Just one quick example: We started the final round (of at least five different rounds) of video editing at 6 a.m. Saturday, and by about midnight, I could hardly keep my eyes open. We still were trying to finish the last clip. I had no ideas left. The video clearly needed something more, and Troy just kept innovating and experimenting with different Final Cut techniques, until he finally devised a complex concept of layering two clips that also included animating a historical document underneath it all. I was blown away not only by his vision and imagination but also that he just never gave up and never conceded, that the clip was going to be the best one we could make. When you see these videos at the fort, I think you will know what I mean. It is going to be very exciting to share them with you soon!

Friday, September 10, 2010

The cutter and Kaulehelehe

Fort Vancouver's Chief Ranger Greg Shine and I were talking about the Fort Vancouver Mobile project a week and a half ago, and Greg asked how else he could help.
I said we were trying to create a scene in which the protagonist of module 1, William Kaulehelehe, arrived at the site in the mid-1840s, and if Greg could get the Lady Washington to pull up to the beach, and unload Kaulehelehe, that would be fabulous.
Without missing a beat, Greg suggested we might instead have Kaulehelehe arrive on a cutter, and the fort staff and volunteers just so happen to have a cutter, built under the supervision of Douglas Brooks, and a training program for volunteers eager to get some use of the vessel.

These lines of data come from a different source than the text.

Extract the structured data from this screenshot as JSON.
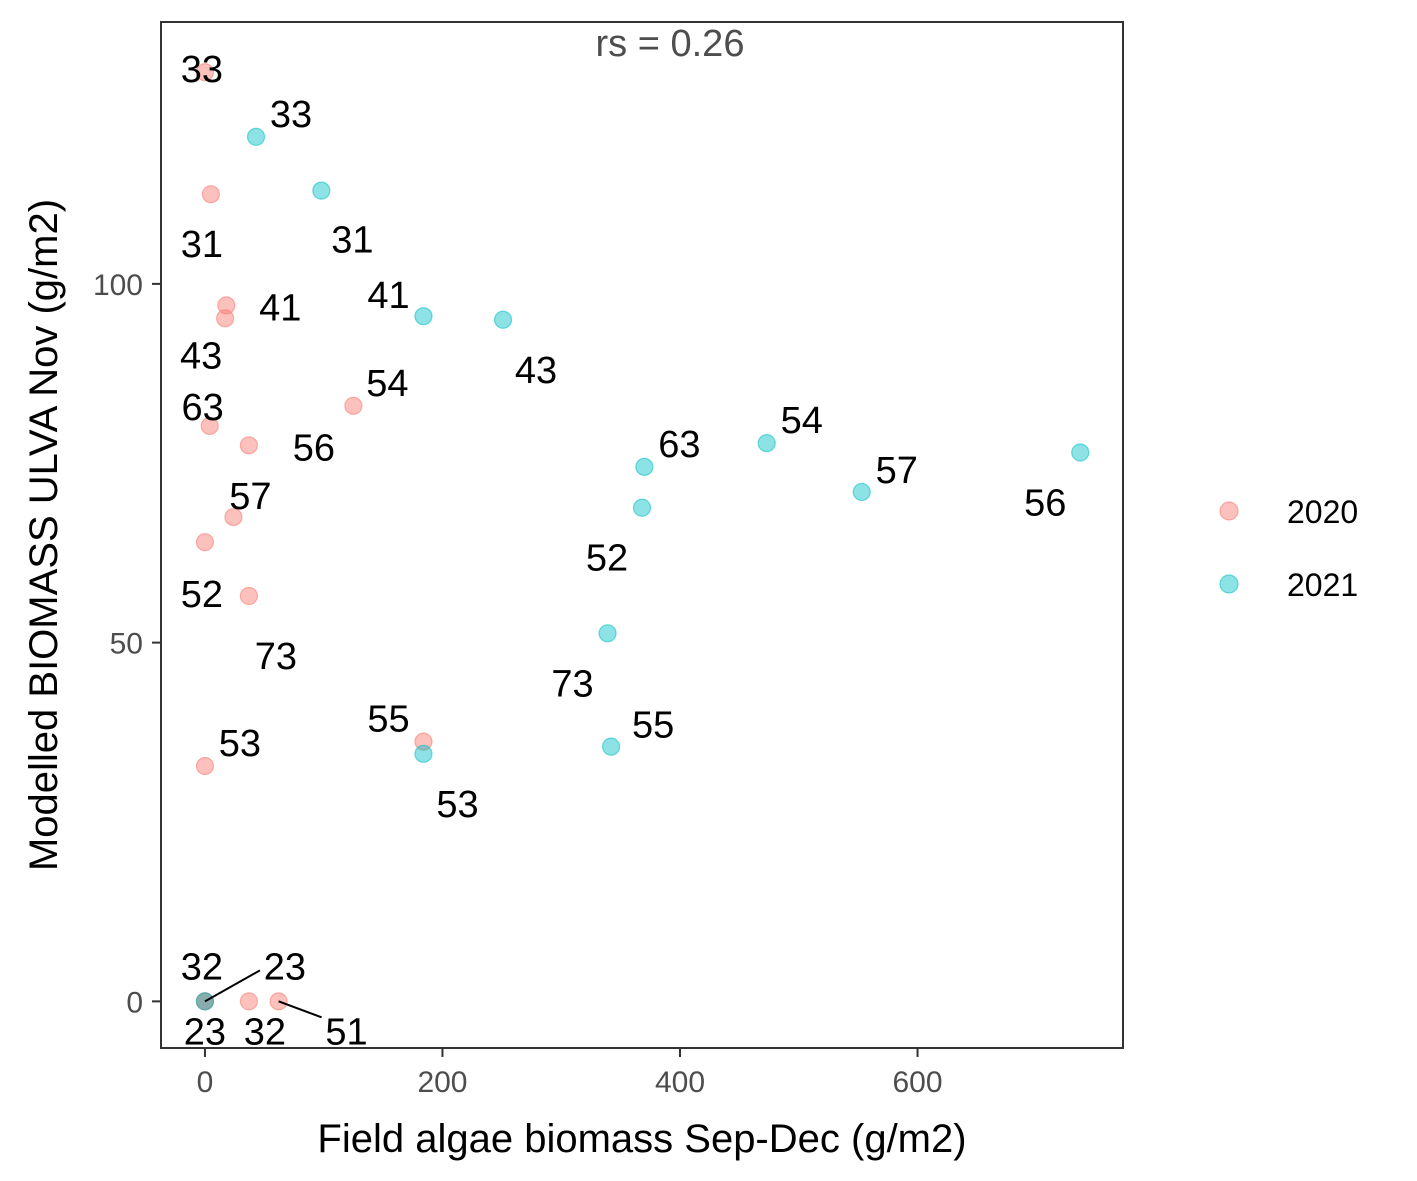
{
  "chart_data": {
    "type": "scatter",
    "xlabel": "Field algae biomass Sep-Dec (g/m2)",
    "ylabel": "Modelled BIOMASS ULVA Nov (g/m2)",
    "annotation": "rs = 0.26",
    "xlim": [
      -37,
      773
    ],
    "ylim": [
      -6.5,
      136.5
    ],
    "x_ticks": [
      0,
      200,
      400,
      600
    ],
    "y_ticks": [
      0,
      50,
      100
    ],
    "grid": false,
    "legend_position": "right",
    "series": [
      {
        "name": "2020",
        "color": "#F8766D",
        "points": [
          {
            "x": 0,
            "y": 129.5,
            "label": "33"
          },
          {
            "x": 5,
            "y": 112.5,
            "label": "31"
          },
          {
            "x": 18,
            "y": 97,
            "label": "41"
          },
          {
            "x": 17,
            "y": 95.2,
            "label": "43"
          },
          {
            "x": 125,
            "y": 83,
            "label": "54"
          },
          {
            "x": 4,
            "y": 80.2,
            "label": "63"
          },
          {
            "x": 37,
            "y": 77.5,
            "label": "56"
          },
          {
            "x": 24,
            "y": 67.5,
            "label": "57"
          },
          {
            "x": 0,
            "y": 64,
            "label": "52"
          },
          {
            "x": 37,
            "y": 56.5,
            "label": "73"
          },
          {
            "x": 184,
            "y": 36.2,
            "label": "55"
          },
          {
            "x": 0,
            "y": 32.8,
            "label": "53"
          },
          {
            "x": 0,
            "y": 0,
            "label": "32"
          },
          {
            "x": 0,
            "y": 0,
            "label": "23"
          },
          {
            "x": 37,
            "y": 0,
            "label": "32"
          },
          {
            "x": 62,
            "y": 0,
            "label": "51"
          }
        ]
      },
      {
        "name": "2021",
        "color": "#00BFC4",
        "points": [
          {
            "x": 43,
            "y": 120.5,
            "label": "33"
          },
          {
            "x": 98,
            "y": 113,
            "label": "31"
          },
          {
            "x": 184,
            "y": 95.5,
            "label": "41"
          },
          {
            "x": 251,
            "y": 95,
            "label": "43"
          },
          {
            "x": 370,
            "y": 74.5,
            "label": "63"
          },
          {
            "x": 473,
            "y": 77.8,
            "label": "54"
          },
          {
            "x": 553,
            "y": 71,
            "label": "57"
          },
          {
            "x": 737,
            "y": 76.5,
            "label": "56"
          },
          {
            "x": 368,
            "y": 68.8,
            "label": "52"
          },
          {
            "x": 339,
            "y": 51.3,
            "label": "73"
          },
          {
            "x": 342,
            "y": 35.5,
            "label": "55"
          },
          {
            "x": 184,
            "y": 34.5,
            "label": "53"
          },
          {
            "x": 0,
            "y": 0,
            "label": "23"
          }
        ]
      }
    ]
  }
}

So visual editor Troy Wayrynen and I suddenly were on the north bank of the Columbia River on Thursday night, Sept. 9, between 6 and 8 p.m., with ranger Douglas Halsey and cutter coordinator Jeff Cool -- plus the crew: Craig Webster, Dan Ochoa, Mike Twist, Cassie Anderson, Garron Guest and Ben Coder -- all in period costumes, escorting our Kaulehelehe (the fabulous Frank Van Waardenburg) to shore.

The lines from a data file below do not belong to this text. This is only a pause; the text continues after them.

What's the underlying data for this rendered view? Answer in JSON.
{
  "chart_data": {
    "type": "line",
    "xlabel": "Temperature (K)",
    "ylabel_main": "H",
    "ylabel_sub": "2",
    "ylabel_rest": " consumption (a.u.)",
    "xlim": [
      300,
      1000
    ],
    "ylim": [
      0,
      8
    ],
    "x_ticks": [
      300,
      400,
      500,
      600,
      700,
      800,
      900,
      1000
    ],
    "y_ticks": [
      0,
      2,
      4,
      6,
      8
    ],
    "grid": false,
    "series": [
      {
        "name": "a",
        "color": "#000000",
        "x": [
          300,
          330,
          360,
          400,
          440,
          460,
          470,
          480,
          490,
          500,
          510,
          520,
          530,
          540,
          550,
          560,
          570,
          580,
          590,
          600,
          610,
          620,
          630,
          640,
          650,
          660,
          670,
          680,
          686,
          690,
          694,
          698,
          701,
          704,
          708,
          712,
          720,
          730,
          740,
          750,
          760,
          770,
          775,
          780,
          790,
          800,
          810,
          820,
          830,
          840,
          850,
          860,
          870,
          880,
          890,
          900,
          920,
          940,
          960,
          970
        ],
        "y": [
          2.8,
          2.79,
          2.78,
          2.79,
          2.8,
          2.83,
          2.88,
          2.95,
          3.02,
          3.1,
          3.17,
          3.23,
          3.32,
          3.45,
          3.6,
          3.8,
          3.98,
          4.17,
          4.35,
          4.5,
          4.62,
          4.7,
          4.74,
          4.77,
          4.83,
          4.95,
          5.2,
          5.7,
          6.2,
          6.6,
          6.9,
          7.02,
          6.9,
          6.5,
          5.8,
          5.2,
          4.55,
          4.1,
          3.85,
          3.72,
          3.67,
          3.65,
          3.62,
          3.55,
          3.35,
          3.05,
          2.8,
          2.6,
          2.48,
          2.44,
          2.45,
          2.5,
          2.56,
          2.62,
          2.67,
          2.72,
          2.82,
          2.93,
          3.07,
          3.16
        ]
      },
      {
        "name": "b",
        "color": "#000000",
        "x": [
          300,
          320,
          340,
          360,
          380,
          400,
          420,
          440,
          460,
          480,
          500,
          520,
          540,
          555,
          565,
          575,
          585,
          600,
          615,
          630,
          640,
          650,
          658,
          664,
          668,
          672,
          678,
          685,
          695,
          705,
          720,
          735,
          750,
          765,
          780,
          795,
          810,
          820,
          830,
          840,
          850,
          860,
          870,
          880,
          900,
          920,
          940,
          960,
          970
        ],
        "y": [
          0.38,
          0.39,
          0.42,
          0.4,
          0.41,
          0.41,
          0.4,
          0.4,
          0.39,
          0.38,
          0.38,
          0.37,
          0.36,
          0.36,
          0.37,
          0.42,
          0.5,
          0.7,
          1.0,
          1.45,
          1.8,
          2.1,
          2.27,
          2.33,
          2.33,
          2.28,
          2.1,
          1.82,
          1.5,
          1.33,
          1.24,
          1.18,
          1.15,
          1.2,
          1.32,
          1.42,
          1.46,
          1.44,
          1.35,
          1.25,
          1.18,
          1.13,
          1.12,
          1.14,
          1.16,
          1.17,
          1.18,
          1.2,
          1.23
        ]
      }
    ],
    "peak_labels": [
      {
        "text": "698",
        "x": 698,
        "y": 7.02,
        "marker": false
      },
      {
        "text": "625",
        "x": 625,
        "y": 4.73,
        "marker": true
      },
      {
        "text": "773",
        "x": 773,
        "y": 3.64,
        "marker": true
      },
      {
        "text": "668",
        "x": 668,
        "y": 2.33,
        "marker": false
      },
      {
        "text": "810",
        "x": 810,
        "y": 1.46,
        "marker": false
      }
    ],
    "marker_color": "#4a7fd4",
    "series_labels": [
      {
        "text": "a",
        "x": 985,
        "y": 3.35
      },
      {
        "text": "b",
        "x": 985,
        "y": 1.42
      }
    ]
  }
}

William Kaulehelehe (played by Frank Van Waardenburg) on the cutter on the Columbia River.
The cutter could not reach the beach, so Doug Halsey hopped out of the boat, in water about up to his knees, and Frank climbed on, piggy-back style, and was carried to shore. Doug told me that was the customary way of getting gentlemen to the beach in those days, and he even bowed and gave Kaulehelehe a tip of his hat. It was quite a scene, and I am so very thankful to all of those who took part in making it happen, from Greg Shine to the cutter crew, Troy, Frank, and especially Doug, for helping to put the effort together, and then volunteering to be the crew member who carried William to shore. It was one of the most memorable moments I have had with this project so far, and it just illustrates the kind of generosity and selflessness of everyone who has worked on Fort Vancouver Mobile effort to date. What an amazing group of people we have around here!